Prospective Long Beach State students may face a new set of graduation requirements due to ongoing revisions of the current general education policy.
Members of the Academic Senate voted to create a third committee Thursday to revise the General Education and Campus-Specific Graduation Requirements policy after some members voiced concerns of inequity in the initial committees.
The Curriculum and Educational Policies Council and an ad hoc committee are currently revising the GEGR policy. The university has had 18 months to rewrite this policy, but because of some objections from the different colleges on campus, they’re now working on a time constraint.
To help streamline this process, Brian Jersky, provost and senior vice president for academic affairs, who is also a voting senator, proposed the creation of an additional ad hoc committee.
The committee will be tasked with reading over and proposing revisions to the GEGR document created by the CEPC and initial ad hoc committee.
“As we’ve talked about, time is really of the essence in this process,” Jersky said. “I certainly realize that this will require a quick and concentrated work, but I think it’s feasible in order to expedite the process.”
The ad hoc committee was passed, without a first or second reading, by a vote of 35 to 20.
The new committee will include one faculty member from each of the colleges, and an additional member who has knowledge of executive orders. This additional member will sit in on readings and make sure that members without a comprehensive knowledge of state legislature will not begin to make demands that cannot be fulfilled.
Despite the fact that the two committees were created by elected officials, some college representatives said they feel that their interests were not upheld by their representatives on the initial committees.
“The [body of the committee] doesn’t represent all colleges, so it kind of sways the process or does not take into consideration some of the very unique qualities of different colleges,” Nancy Matthews, health and human services senator, said. “Those colleges that have degree programs, that have their own accreditation, is one of the very glaring examples [of what isn’t represented in the new policy].”
A formal notice was sent out from five different faculty councils, each representing five different colleges, stating that the committee drafting the policy did not have not equal representation.
The College of Health and Human Services, the College of Engineering, the College of Business, the College of the Arts and the College of Natural Sciences and Mathematics issued the notice.
“You’re starting off at a point which is swayed toward, or not really inclusive, of the complexity of colleges,” Matthews said.
Policies like this usually go through the General Education and Governing Committee. However, according to liberal arts senator and academic senate chair Norbert Schürer, GEGC was not involved in the creation of this policy due to time constraints.
The Academic Senate’s focus last year was on collecting information regarding policy change, where over 250 tenure-line faculty and 1,150 total faculty members responded to the survey.
The analysis of this survey was used as a basis for the initial ad hoc committee. Due to the time it took to gather this information, Schürer said it was too late for GEGC to be involved in the creation of the policy.

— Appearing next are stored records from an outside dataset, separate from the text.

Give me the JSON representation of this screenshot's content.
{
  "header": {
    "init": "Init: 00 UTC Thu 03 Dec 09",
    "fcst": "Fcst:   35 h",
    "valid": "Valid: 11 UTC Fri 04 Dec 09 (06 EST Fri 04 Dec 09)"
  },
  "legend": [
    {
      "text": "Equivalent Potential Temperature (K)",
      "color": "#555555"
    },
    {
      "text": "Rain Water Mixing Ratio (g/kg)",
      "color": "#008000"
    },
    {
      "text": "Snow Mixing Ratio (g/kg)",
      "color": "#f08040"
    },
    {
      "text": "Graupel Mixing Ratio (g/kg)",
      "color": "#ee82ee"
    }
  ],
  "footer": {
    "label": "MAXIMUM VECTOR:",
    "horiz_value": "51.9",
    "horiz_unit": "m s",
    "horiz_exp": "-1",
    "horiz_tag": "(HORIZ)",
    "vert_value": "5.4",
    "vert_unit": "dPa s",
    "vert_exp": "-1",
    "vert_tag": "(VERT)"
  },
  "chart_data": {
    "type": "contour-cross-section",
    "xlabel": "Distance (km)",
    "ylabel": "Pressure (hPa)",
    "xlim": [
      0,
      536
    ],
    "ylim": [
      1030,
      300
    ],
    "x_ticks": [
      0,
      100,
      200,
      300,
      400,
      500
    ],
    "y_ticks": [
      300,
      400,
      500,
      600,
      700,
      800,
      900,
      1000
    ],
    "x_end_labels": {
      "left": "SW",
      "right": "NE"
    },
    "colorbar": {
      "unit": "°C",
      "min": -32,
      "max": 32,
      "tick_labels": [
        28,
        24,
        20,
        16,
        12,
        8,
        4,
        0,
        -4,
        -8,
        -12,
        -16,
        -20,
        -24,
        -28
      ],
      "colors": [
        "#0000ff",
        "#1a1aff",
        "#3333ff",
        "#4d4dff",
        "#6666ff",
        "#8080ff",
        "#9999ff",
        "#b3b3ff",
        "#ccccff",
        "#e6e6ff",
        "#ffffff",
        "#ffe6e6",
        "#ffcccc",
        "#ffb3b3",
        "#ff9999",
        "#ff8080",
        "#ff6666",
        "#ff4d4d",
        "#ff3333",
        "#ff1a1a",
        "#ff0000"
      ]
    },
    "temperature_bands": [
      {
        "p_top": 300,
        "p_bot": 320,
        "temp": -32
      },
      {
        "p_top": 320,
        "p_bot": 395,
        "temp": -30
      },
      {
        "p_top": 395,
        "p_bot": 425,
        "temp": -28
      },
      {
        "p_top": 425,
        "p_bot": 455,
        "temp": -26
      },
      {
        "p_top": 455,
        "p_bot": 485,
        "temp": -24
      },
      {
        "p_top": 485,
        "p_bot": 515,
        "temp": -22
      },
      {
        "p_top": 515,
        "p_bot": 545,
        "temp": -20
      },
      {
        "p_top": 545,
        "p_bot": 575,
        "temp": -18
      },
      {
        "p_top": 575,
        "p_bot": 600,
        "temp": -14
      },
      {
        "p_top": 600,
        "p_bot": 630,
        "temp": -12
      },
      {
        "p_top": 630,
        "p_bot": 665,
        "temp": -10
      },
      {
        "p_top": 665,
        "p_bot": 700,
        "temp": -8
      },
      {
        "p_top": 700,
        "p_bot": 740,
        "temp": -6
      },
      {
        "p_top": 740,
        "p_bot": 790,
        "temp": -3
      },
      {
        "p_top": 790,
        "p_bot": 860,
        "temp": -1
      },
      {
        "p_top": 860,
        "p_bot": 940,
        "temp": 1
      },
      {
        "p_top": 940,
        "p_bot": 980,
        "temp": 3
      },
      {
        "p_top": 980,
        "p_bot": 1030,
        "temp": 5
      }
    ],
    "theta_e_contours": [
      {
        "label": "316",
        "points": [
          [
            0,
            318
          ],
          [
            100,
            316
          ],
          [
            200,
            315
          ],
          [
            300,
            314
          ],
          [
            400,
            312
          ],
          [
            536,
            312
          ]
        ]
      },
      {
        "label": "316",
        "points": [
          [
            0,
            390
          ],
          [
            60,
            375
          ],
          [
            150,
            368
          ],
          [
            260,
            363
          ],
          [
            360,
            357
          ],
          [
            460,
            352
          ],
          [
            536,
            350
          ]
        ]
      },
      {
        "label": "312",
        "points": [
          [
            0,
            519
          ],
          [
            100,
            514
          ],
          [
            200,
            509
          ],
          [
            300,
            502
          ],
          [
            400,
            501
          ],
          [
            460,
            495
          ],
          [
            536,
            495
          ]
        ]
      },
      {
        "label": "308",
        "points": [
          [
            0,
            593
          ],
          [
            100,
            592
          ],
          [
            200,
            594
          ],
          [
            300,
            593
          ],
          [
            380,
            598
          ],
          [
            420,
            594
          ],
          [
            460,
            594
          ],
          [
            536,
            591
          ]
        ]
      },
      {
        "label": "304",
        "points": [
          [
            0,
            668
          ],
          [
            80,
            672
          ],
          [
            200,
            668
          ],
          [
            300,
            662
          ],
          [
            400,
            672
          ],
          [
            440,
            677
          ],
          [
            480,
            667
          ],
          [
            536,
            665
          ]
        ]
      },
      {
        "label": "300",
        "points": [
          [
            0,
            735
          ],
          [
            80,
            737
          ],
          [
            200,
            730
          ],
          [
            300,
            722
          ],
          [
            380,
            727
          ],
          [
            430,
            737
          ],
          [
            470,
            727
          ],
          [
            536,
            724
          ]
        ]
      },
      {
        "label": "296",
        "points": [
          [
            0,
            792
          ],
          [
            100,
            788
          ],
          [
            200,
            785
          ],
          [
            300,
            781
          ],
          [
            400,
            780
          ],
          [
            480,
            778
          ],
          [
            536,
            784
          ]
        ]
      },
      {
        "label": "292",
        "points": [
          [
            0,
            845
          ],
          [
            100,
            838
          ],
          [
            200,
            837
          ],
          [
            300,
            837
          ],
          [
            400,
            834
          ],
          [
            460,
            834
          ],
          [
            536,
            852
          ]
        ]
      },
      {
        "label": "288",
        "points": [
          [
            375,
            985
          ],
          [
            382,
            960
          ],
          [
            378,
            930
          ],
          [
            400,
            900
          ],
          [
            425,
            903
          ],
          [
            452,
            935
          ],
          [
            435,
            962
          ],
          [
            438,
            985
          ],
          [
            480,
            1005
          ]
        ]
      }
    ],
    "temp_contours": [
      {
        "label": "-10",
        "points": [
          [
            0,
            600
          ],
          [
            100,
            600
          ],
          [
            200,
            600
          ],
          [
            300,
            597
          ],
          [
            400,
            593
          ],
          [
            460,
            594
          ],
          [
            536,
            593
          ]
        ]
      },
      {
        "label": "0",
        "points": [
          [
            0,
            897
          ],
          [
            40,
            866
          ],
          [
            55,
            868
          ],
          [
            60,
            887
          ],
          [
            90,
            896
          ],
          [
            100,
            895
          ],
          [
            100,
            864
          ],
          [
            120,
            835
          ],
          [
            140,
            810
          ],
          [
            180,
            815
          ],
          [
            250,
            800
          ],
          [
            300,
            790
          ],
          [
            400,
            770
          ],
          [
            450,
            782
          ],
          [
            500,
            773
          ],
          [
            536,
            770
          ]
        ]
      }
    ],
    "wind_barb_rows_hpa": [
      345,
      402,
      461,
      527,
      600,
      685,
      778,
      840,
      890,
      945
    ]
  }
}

The initial ad hoc committee was comprised of incoming, outgoing and former chair members of GEPC, as well as the dean of graduate studies, the vice provost and the associate vice president for undergraduate studies.
“Yes, that turned out to have a sort of skewing in terms of colleges,” Schürer said. “But people were chosen for their expertise in GE and in writing policy.”
Initially, 15 minutes were allotted for the discussion of the committee, but that time was extended several times as debate continued on the senate floor.
“No matter what happens in the new group, the same robust discussions and modifications and amendments are going to happen in [the Academic Senate] once it comes back to the floor,” Alexandra “Misty” Jaffe, liberal arts senator, said. “I’m not sure that putting in that extra step will contribute a lot.”
The new committee has a deadline of Oct. 4, two weeks from its creation, to revise or recreate the proposed policy.
“It boils down to trust, because once this policy is finally voted on and put into place, we want to make sure that everyone at least had a seat at the table, not just through reporting to their representatives on CEPC and GEGC,” Ryan Fischer, senator from the College of Health and Human Services, said. “That everyone will say, ‘Okay, from a trust point of view, we don’t feel like anything was steamrolled through or pushed through too quickly. Everyone had a seat on the table.’”
The revisions will be proposed at the next Academic Senate meeting, which will take place on Thursday, Oct. 4 in the Towner Auditorium from 2 to 4 p.m.